Esto significa que miles de navegadores pueden quedar comprometidos al mismo tiempo sin que el usuario sea consciente.
Por qué este tipo de ataque es especialmente peligroso
Este tipo de incidentes resulta especialmente preocupante por varios motivos:
Acceso a datos sensibles
Las extensiones pueden acceder a cookies, tokens de sesión, historiales de navegación y contenido de páginas web.
Distribución automática
Las actualizaciones de extensiones se instalan automáticamente, lo que facilita la propagación del código malicioso.
Confianza previa del usuario
Los usuarios confían en extensiones que llevan tiempo instaladas y con buenas valoraciones.
Ataques a la cadena de suministro
Este tipo de ataques aprovechan software legítimo para introducir código malicioso en sistemas confiables.

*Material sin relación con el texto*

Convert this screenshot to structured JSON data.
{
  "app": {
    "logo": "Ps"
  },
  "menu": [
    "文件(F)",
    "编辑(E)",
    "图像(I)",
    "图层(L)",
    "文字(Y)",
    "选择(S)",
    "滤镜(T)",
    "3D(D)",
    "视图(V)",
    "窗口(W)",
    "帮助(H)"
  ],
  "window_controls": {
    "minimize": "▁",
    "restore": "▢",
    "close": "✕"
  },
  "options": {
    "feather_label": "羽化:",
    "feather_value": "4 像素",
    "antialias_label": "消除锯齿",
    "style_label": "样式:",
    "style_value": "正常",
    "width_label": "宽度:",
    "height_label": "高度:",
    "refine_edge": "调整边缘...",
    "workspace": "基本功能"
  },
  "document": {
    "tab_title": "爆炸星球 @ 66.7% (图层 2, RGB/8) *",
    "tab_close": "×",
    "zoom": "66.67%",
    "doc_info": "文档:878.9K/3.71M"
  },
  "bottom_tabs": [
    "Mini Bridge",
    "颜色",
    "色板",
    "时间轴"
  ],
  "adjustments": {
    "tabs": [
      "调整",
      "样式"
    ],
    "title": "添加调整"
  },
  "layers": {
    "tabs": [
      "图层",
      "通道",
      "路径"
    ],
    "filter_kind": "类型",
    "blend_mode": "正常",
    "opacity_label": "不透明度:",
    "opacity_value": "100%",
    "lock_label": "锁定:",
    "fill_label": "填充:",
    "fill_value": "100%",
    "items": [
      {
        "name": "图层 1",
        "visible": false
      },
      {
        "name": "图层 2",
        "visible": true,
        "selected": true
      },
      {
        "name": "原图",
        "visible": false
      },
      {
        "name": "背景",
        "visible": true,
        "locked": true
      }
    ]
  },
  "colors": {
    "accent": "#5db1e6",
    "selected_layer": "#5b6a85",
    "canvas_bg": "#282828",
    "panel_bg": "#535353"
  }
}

El navegador: una superficie de ataque cada vez mayor
Diversos estudios de seguridad han demostrado que el navegador es hoy uno de los puntos más expuestos dentro de la infraestructura digital de las empresas.
Muchas organizaciones centran su seguridad en servidores, redes o endpoints, pero las extensiones del navegador suelen quedar fuera de los controles tradicionales de seguridad.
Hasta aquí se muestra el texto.